The RT ANOVAs revealed that the effects of distractor condition and the interaction between distractor condition and set size were significant, for both target-present and target-absent trials (see Table 1). In general, RTs increased and search efficiency decreased when the number of conjunction types in the distractor sets increased. For the target-present trials, the two 3D–26D slope comparisons were significant, as was the 5D–3D(1) comparison. For the target-absent trials, all slope comparisons except for the 3D(1)–3D(012) comparison were significant. The results thus indicate that the searches were more efficient when fewer conjunction types were present, and that this pattern was more pronounced for the target-absent trials.

Table 1 Reaction time analysis for Experiment 1a

Full size table

Error rates

Out of the 5,602 target-present trials that were not removed by the outlier procedure, 255 errors occurred, in addition to 115 error trials out of the 5,337 target-absent trials. Investigations of the error rates revealed no significant effects for the target-present trials. For the target-absent trials, we found a significant main effect of distractor set (see Table 2); however, none of the separate distractor-type comparisons revealed any significant effects. Numerically, the error rates followed the pattern suggested by the RTs, with higher error rates for the 26D condition (5.6 % errors), intermediate for the 5D condition (1.7 %), and lowest for the 3D conditions (<0.1 %). The error rate analyses thus did not suggest a speed–accuracy trade-off.

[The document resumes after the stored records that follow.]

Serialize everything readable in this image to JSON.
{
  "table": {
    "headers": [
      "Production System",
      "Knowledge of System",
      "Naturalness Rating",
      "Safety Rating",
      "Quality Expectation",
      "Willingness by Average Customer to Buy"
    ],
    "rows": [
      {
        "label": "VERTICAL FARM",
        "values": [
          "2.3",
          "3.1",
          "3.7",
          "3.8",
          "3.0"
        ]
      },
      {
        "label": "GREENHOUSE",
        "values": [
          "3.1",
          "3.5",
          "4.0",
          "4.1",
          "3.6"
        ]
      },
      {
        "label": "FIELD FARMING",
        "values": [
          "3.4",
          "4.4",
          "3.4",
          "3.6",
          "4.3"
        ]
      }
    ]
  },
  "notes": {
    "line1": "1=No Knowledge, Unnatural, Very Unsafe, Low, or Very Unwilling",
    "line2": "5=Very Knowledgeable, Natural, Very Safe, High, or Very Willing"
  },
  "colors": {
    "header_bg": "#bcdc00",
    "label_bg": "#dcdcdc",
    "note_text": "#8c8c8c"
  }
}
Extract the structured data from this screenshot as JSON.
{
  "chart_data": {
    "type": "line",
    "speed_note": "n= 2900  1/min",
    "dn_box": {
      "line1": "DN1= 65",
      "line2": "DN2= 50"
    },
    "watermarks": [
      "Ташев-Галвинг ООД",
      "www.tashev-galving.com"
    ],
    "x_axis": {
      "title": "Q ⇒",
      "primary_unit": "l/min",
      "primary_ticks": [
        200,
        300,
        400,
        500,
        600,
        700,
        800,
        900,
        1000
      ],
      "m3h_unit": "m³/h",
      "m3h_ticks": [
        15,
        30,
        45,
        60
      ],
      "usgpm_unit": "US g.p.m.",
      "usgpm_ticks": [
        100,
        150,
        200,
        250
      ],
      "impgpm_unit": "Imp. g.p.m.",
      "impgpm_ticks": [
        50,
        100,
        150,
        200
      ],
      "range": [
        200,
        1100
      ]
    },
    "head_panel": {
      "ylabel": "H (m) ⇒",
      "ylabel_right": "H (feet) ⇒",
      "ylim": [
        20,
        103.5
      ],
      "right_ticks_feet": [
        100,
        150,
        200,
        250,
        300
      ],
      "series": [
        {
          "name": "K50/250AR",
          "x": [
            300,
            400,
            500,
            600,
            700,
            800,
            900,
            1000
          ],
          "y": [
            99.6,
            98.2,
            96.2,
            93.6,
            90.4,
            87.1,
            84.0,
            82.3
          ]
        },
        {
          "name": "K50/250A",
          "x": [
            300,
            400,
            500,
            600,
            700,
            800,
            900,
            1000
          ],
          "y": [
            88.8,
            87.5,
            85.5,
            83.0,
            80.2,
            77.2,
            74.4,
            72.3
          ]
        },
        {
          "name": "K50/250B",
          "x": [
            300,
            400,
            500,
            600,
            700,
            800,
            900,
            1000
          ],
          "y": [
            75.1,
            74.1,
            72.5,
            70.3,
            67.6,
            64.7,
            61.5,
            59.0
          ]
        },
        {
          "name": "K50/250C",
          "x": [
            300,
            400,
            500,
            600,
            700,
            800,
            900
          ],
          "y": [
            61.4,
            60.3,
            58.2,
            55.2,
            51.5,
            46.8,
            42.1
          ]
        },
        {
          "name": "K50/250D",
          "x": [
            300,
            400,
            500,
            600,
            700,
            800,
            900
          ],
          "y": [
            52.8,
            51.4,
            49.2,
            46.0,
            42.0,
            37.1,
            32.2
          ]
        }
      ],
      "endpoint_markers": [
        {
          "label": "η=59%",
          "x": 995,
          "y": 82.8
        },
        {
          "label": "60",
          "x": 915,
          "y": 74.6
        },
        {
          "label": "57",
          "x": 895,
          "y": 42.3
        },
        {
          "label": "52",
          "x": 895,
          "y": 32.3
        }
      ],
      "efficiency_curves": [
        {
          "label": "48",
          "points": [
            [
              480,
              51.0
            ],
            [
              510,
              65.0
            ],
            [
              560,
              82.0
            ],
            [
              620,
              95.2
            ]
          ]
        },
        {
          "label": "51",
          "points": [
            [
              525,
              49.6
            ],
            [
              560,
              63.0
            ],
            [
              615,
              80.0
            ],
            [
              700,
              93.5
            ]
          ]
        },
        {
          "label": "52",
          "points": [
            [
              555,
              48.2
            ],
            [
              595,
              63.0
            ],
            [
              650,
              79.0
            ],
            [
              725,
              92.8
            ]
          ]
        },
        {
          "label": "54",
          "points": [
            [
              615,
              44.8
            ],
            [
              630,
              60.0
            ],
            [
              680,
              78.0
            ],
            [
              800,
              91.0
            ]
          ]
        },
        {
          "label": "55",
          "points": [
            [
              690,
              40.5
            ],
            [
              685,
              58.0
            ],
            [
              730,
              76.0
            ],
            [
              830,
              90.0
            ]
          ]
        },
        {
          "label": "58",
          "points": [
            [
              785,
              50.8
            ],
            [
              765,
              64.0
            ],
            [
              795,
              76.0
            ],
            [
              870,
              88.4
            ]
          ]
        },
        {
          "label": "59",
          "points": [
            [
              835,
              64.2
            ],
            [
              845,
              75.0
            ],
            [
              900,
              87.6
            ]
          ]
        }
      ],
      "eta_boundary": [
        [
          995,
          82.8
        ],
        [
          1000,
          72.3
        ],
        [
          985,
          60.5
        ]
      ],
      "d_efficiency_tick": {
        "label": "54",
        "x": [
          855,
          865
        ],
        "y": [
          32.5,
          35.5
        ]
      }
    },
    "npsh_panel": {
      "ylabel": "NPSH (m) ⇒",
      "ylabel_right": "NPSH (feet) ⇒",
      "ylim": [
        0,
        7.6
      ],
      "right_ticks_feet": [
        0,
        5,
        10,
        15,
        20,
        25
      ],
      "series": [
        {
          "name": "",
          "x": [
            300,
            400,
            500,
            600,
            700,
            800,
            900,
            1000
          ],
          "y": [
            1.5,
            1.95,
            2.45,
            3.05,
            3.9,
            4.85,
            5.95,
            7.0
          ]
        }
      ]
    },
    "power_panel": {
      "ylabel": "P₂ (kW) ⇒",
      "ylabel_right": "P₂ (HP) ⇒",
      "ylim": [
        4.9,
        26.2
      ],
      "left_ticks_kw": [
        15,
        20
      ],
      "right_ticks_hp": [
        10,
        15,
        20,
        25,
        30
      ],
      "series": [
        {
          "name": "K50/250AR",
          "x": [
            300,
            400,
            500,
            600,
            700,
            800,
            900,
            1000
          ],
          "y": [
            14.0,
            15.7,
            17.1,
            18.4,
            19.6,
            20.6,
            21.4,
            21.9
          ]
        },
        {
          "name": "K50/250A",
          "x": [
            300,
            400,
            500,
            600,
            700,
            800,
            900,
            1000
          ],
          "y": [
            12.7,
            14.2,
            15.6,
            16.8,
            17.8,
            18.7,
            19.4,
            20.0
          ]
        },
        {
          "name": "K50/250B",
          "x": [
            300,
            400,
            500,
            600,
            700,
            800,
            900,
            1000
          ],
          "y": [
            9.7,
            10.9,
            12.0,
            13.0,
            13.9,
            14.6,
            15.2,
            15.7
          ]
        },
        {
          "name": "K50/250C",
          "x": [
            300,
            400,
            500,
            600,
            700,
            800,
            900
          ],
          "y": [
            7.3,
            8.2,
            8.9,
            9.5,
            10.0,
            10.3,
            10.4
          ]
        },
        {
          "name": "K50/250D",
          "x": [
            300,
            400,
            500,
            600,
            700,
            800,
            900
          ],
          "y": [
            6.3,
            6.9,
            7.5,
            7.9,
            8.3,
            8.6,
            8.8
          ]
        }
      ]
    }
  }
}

Table 2 Error rate analyses of variance for Experiments 1a, 1b, 2, 3, 6, and 7

Full size table

Experiment 1b: Replication

The results of Experiment 1a clearly indicated that the efficiency of search cannot be explained entirely by the activity in individual feature maps or their linear sum. If that were the case, there should have been no difference between the 26D and 3D searches. Even though all of these searches were very efficient, the 3D searches were easier than the 26D case.

In Experiment 1a, all participants searched for the same red horizontal rectangle. Moreover, replication is good practice. Accordingly, Experiment 1b was a replication of Experiment 1a with modest modifications. The 5D condition was dropped, and the target conjunction varied between participants.